Die Ursachen für die Verunreinigungen liegen im Fluss Gurk. Auf seinem Weg Richtung Klagenfurt kommt der Fluss bei der Donau Chemie in Brückl vorbei. Zusammen mit dem Wietersdorfer Zementwerk stehen sie im Fokus des 2014 aufgekommenen HCB-D Skandals. Das Land Kärnten und der Magistrat haben daraufhin Untersuchungen veranlasst. Die Stadtwerke haben bestätigt, „dass die ins Netz eingespeiste Wasserqualität zu 100 Prozent ohne HCB und Folgekontaminationen ist“. Als Folgekontamination ist hier HCB-D gemeint. „Die Klagenfurter können sich darauf verlassen, Trinkwasser in Top-Qualität zu bekommen“, erklärt Vorständin Sabrina Schütz-Oberländer. Die Trinkwasserversorgung wird zum größten Teil durch die Brunnenanlage Straschitz im Süden und die Wasserschiene gewährleistet.

Aktuell ist das Trinkwasser nach Angaben der Behörden sicher, doch wieviel verseuchtes Trinkwasser ist die Jahre zuvor durch die Leitungen der Verbraucher geflossen? „Was davor passiert ist, kann niemand genau sagen.
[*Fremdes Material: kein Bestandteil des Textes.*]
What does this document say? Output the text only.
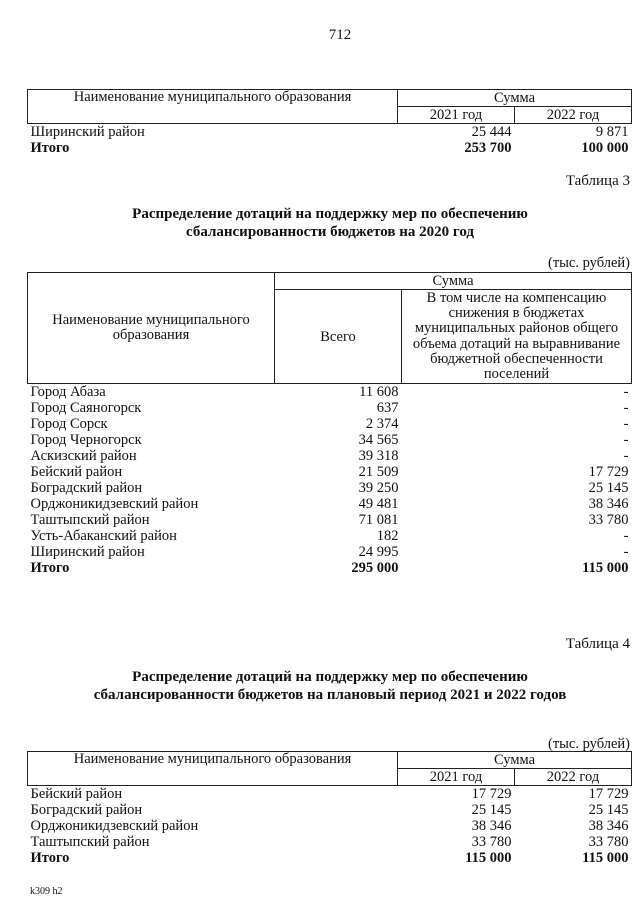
712
Наименование муниципального образования	Сумма	
	2021 год	2022 год
Ширинский район	25 444	9 871
Итого	253 700	100 000
Таблица 3
Распределение дотаций на поддержку мер по обеспечению
сбалансированности бюджетов на 2020 год
(тыс. рублей)
Наименование муниципального образования	Сумма	
	Всего	В том числе на компенсацию снижения в бюджетах муниципальных районов общего объема дотаций на выравнивание бюджетной обеспеченности поселений
Город Абаза	11 608	-
Город Саяногорск	637	-
Город Сорск	2 374	-
Город Черногорск	34 565	-
Аскизский район	39 318	-
Бейский район	21 509	17 729
Боградский район	39 250	25 145
Орджоникидзевский район	49 481	38 346
Таштыпский район	71 081	33 780
Усть-Абаканский район	182	-
Ширинский район	24 995	-
Итого	295 000	115 000
Таблица 4
Распределение дотаций на поддержку мер по обеспечению
сбалансированности бюджетов на плановый период 2021 и 2022 годов
(тыс. рублей)
Наименование муниципального образования	Сумма	
	2021 год	2022 год
Бейский район	17 729	17 729
Боградский район	25 145	25 145
Орджоникидзевский район	38 346	38 346
Таштыпский район	33 780	33 780
Итого	115 000	115 000
k309 h2
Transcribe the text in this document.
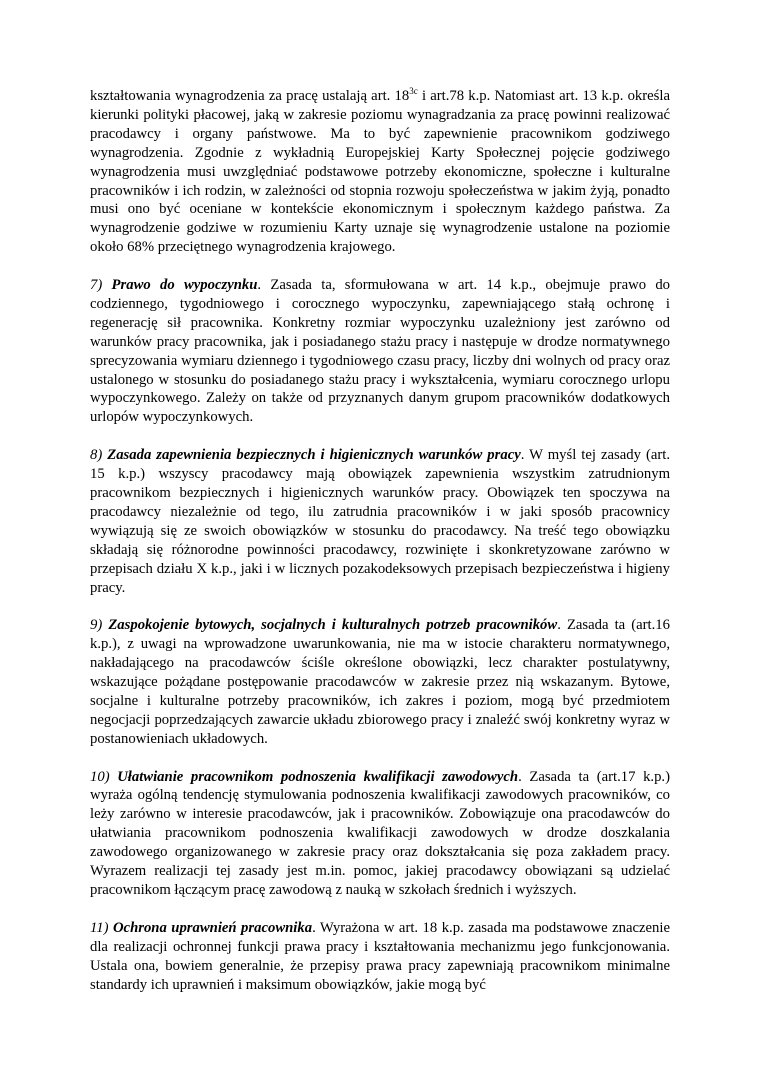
kształtowania wynagrodzenia za pracę ustalają art. $18^{3c}$ i art.78 k.p. Natomiast art. 13 k.p. określa kierunki polityki płacowej, jaką w zakresie poziomu wynagradzania za pracę powinni realizować pracodawcy i organy państwowe. Ma to być zapewnienie pracownikom godziwego wynagrodzenia. Zgodnie z wykładnią Europejskiej Karty Społecznej pojęcie godziwego wynagrodzenia musi uwzględniać podstawowe potrzeby ekonomiczne, społeczne i kulturalne pracowników i ich rodzin, w zależności od stopnia rozwoju społeczeństwa w jakim żyją, ponadto musi ono być oceniane w kontekście ekonomicznym i społecznym każdego państwa. Za wynagrodzenie godziwe w rozumieniu Karty uznaje się wynagrodzenie ustalone na poziomie około 68% przeciętnego wynagrodzenia krajowego.

7) Prawo do wypoczynku. Zasada ta, sformułowana w art. 14 k.p., obejmuje prawo do codziennego, tygodniowego i corocznego wypoczynku, zapewniającego stałą ochronę i regenerację sił pracownika. Konkretny rozmiar wypoczynku uzależniony jest zarówno od warunków pracy pracownika, jak i posiadanego stażu pracy i następuje w drodze normatywnego sprecyzowania wymiaru dziennego i tygodniowego czasu pracy, liczby dni wolnych od pracy oraz ustalonego w stosunku do posiadanego stażu pracy i wykształcenia, wymiaru corocznego urlopu wypoczynkowego. Zależy on także od przyznanych danym grupom pracowników dodatkowych urlopów wypoczynkowych.

8) Zasada zapewnienia bezpiecznych i higienicznych warunków pracy. W myśl tej zasady (art. 15 k.p.) wszyscy pracodawcy mają obowiązek zapewnienia wszystkim zatrudnionym pracownikom bezpiecznych i higienicznych warunków pracy. Obowiązek ten spoczywa na pracodawcy niezależnie od tego, ilu zatrudnia pracowników i w jaki sposób pracownicy wywiązują się ze swoich obowiązków w stosunku do pracodawcy. Na treść tego obowiązku składają się różnorodne powinności pracodawcy, rozwinięte i skonkretyzowane zarówno w przepisach działu X k.p., jaki i w licznych pozakodeksowych przepisach bezpieczeństwa i higieny pracy.

9) Zaspokojenie bytowych, socjalnych i kulturalnych potrzeb pracowników. Zasada ta (art.16 k.p.), z uwagi na wprowadzone uwarunkowania, nie ma w istocie charakteru normatywnego, nakładającego na pracodawców ściśle określone obowiązki, lecz charakter postulatywny, wskazujące pożądane postępowanie pracodawców w zakresie przez nią wskazanym. Bytowe, socjalne i kulturalne potrzeby pracowników, ich zakres i poziom, mogą być przedmiotem negocjacji poprzedzających zawarcie układu zbiorowego pracy i znaleźć swój konkretny wyraz w postanowieniach układowych.

10) Ułatwianie pracownikom podnoszenia kwalifikacji zawodowych. Zasada ta (art.17 k.p.) wyraża ogólną tendencję stymulowania podnoszenia kwalifikacji zawodowych pracowników, co leży zarówno w interesie pracodawców, jak i pracowników. Zobowiązuje ona pracodawców do ułatwiania pracownikom podnoszenia kwalifikacji zawodowych w drodze doszkalania zawodowego organizowanego w zakresie pracy oraz dokształcania się poza zakładem pracy. Wyrazem realizacji tej zasady jest m.in. pomoc, jakiej pracodawcy obowiązani są udzielać pracownikom łączącym pracę zawodową z nauką w szkołach średnich i wyższych.

11) Ochrona uprawnień pracownika. Wyrażona w art. 18 k.p. zasada ma podstawowe znaczenie dla realizacji ochronnej funkcji prawa pracy i kształtowania mechanizmu jego funkcjonowania. Ustala ona, bowiem generalnie, że przepisy prawa pracy zapewniają pracownikom minimalne standardy ich uprawnień i maksimum obowiązków, jakie mogą być
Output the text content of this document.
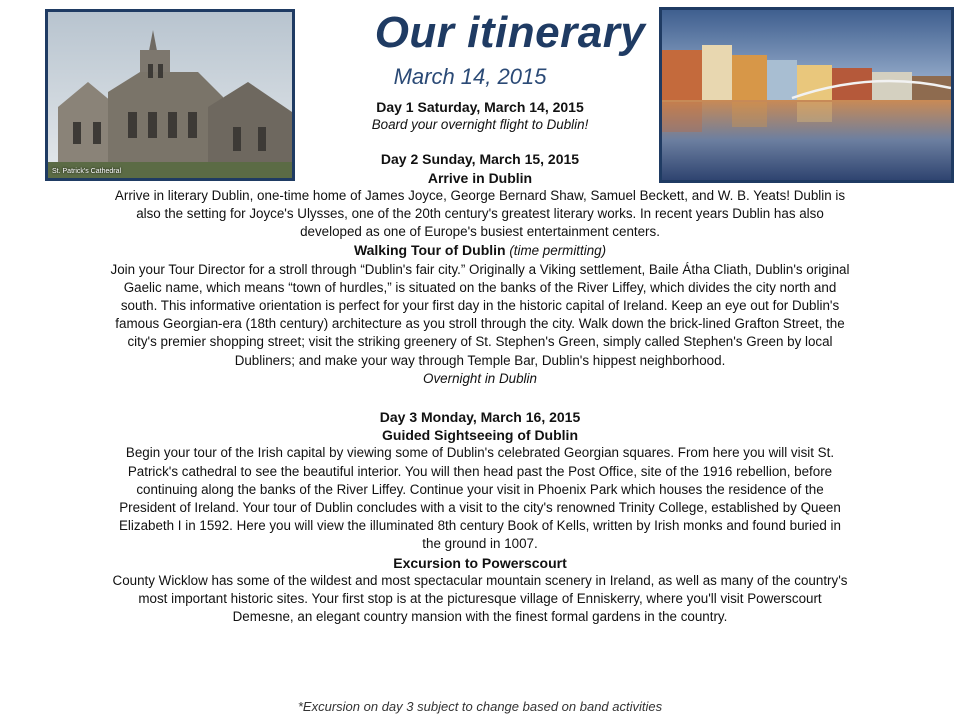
Our itinerary
March 14, 2015
St. Patrick's Cathedral

Day 1 Saturday, March 14, 2015

Board your overnight flight to Dublin!

Day 2 Sunday, March 15, 2015

Arrive in Dublin

Arrive in literary Dublin, one-time home of James Joyce, George Bernard Shaw, Samuel Beckett, and W. B. Yeats! Dublin is also the setting for Joyce's Ulysses, one of the 20th century's greatest literary works. In recent years Dublin has also developed as one of Europe's busiest entertainment centers.

Walking Tour of Dublin (time permitting)

Join your Tour Director for a stroll through “Dublin's fair city.” Originally a Viking settlement, Baile Átha Cliath, Dublin's original Gaelic name, which means “town of hurdles,” is situated on the banks of the River Liffey, which divides the city north and south. This informative orientation is perfect for your first day in the historic capital of Ireland. Keep an eye out for Dublin's famous Georgian-era (18th century) architecture as you stroll through the city. Walk down the brick-lined Grafton Street, the city's premier shopping street; visit the striking greenery of St. Stephen's Green, simply called Stephen's Green by local Dubliners; and make your way through Temple Bar, Dublin's hippest neighborhood.

Overnight in Dublin

Day 3 Monday, March 16, 2015

Guided Sightseeing of Dublin

Begin your tour of the Irish capital by viewing some of Dublin's celebrated Georgian squares. From here you will visit St. Patrick's cathedral to see the beautiful interior. You will then head past the Post Office, site of the 1916 rebellion, before continuing along the banks of the River Liffey. Continue your visit in Phoenix Park which houses the residence of the President of Ireland. Your tour of Dublin concludes with a visit to the city's renowned Trinity College, established by Queen Elizabeth I in 1592. Here you will view the illuminated 8th century Book of Kells, written by Irish monks and found buried in the ground in 1007.

Excursion to Powerscourt

County Wicklow has some of the wildest and most spectacular mountain scenery in Ireland, as well as many of the country's most important historic sites. Your first stop is at the picturesque village of Enniskerry, where you'll visit Powerscourt Demesne, an elegant country mansion with the finest formal gardens in the country.

*Excursion on day 3 subject to change based on band activities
Es sind kaum Proben vorhanden, die jetzt rückwirkend getestet werden können“, sagt Umweltexperte Herwig Schuster von Greenpeace. Seit den 20er Jahren schon werden auf der Deponie in Brückl Altlasten gelagert. Es ist ein Fakt, dass über die Gurk belastetes Wasser nach Klagenfurt kommt. „Für diesen Fluss besteht nicht umsonst ein Fischereiverbot“, so Schuster.

Es ist wohl kaum mehr zu bestreiten. Klagenfurt und die umliegenden Gemeinden wurden seit Eröffnung der Brunnenanlage Rain 1999 bis 2014 mit HCB-D verunreinigtem Wasser versorgt. Über diesen Zeitraum wurden Untersuchungen durchgeführt und stets ein negativer Wert an HCB gemessen. Dies verwundert kaum, denn HCB ist nur schwer wasserlöslich. Allerdings wurde versäumt auf das wasserlösliche HCB-D zu testen. Dies geschah erst 2014 und wurde prompt in hoher Konzentration nachgewiesen.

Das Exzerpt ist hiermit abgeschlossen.